Chapter 10, Problem 10.135QA

Interpretation Introduction

To calculate:

a) The volume of $N_2$ produced at ${17}^{0}C$ and $1.00 atm$ if the denitrification process were complete.

b) The volume of $C{O}_2$ produced

c) The density of the gas mixture

Answer to Problem 10.135QA

Solution:

a) $38.4 L N_2$

b) $192 L C{O}_2$

c) $1.74\frac{g}{L}$

Explanation of Solution

1) Concept:

The moles of $N{O}_3^{-}$ can be calculated using its molar mass. The moles of $N_{2}and C{O}_2$ gases can be calculated using the stoichiometry of the balanced reaction.

Using the ideal gas law, the volume of each gas can be calculated.
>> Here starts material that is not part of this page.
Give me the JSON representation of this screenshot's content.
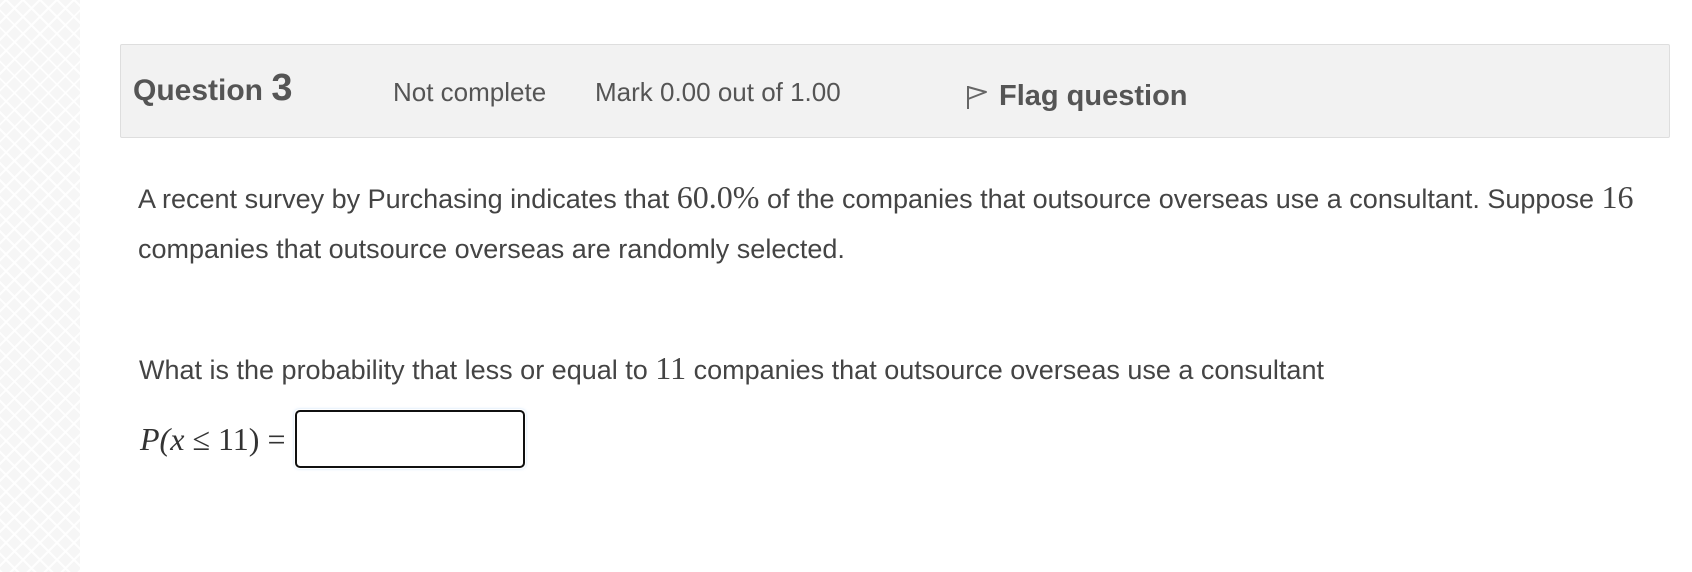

The total mass of the gases and the total volume of the gas can be used to calculate the density of the gas mixture.

2) Formula:

$PV=nRT$

3) Given:

i) mass of $N{O}_3^{-}=200.0 g$

ii) $T={17}^{0}C=17+273=290 K$

iii) $P=1.00 atm$

iv) Balanced reaction: $2 N{O}_3^{-} \left(aq\right)+5 CO\left(g\right)+2H^{+}\left(aq\right)\to N_2\left(g\right)+H_{2}O \left(l\right)+5 C{O}_2\left(g\right)$

4) Calculations:

Calculating the moles of $N{O}_3^{-}$ and then moles of $N_2$ gas:

From the balanced reaction, it is seen that $2$ moles of $N{O}_3^{-}$ produce $1$ mole of $N_2$ gas.

$200.0 g N{O}_3^{-} \times \frac{1 mol N{O}_3^{-}}{62.004 g N{O}_3^{-} } \times \frac{1 mol N_2}{2 mol N{O}_3^{-}}=1.6128 mol N_2$

a) Calculating the volume of $N_2$ gas:

$PV=nRT$

$V=\frac{nRT}{P}$

$V=\frac{\left( 1.6128 mol\right)\left(0.08206 \frac{L.atm}{K.mol}\right)\left(290 K\right)}{\left(1.00 atm\right)}=38.38 L N_2$

The volume of $N_2$ produced is $38.4 L$

b) Calculating the volume of $C{O}_2$ gas produced:

From the balanced reaction, it is seen that $2$ moles of $N{O}_3^{-}$ produce $5$ mole of ${CO}_2$ gas.

$200.0 g N{O}_3^{-} \times \frac{1 mol N{O}_3^{-}}{62.004 g N{O}_3^{-} } \times \frac{5 mol {CO}_2}{2 mol N{O}_3^{-}}=8.064 mol {CO}_2$

$PV=nRT$

$V=\frac{nRT}{P}$

$V=\frac{\left( 8.064 mol\right)\left(0.08206 \frac{L.atm}{K.mol}\right)\left(290 K\right)}{\left(1.00 atm\right)}=191.9 L {CO}_2$

The volume of ${CO}_2$ produced is $192 L$

c) Calculating the density of the gas mixture:

At ${17}^{0}C and 1.00 atm$, moles of $N_2 and C{O}_2$ gases are known.

Mass of $N_2$ gas =

$1.6128 mol N_2\times \frac{28.014 g N_2}{1 mol N_2}=45.18 g N_2$

Mass of ${CO}_2$ gas =

$8.064 mol {CO}_2\times \frac{44.009 g {CO}_2}{1 mol {CO}_2}=354.89 g {CO}_2$

Total mass of gases $=45.18g+354.89 g=400.07 g$

Total volume of gases $38.4 L+192 L=230.4 L$

Density of gas mixture $= \frac{400.07g }{230.4 L}=1.736\frac{g}{L}$

Thus, the density of the gas mixture is $1.74\frac{g}{L}$

Conclusion:

The moles of the gases are calculated using the stoichiometry of the balanced reaction. The volumes of the gases are calculated using the ideal gas equation and the density of the gas mixture is calculated.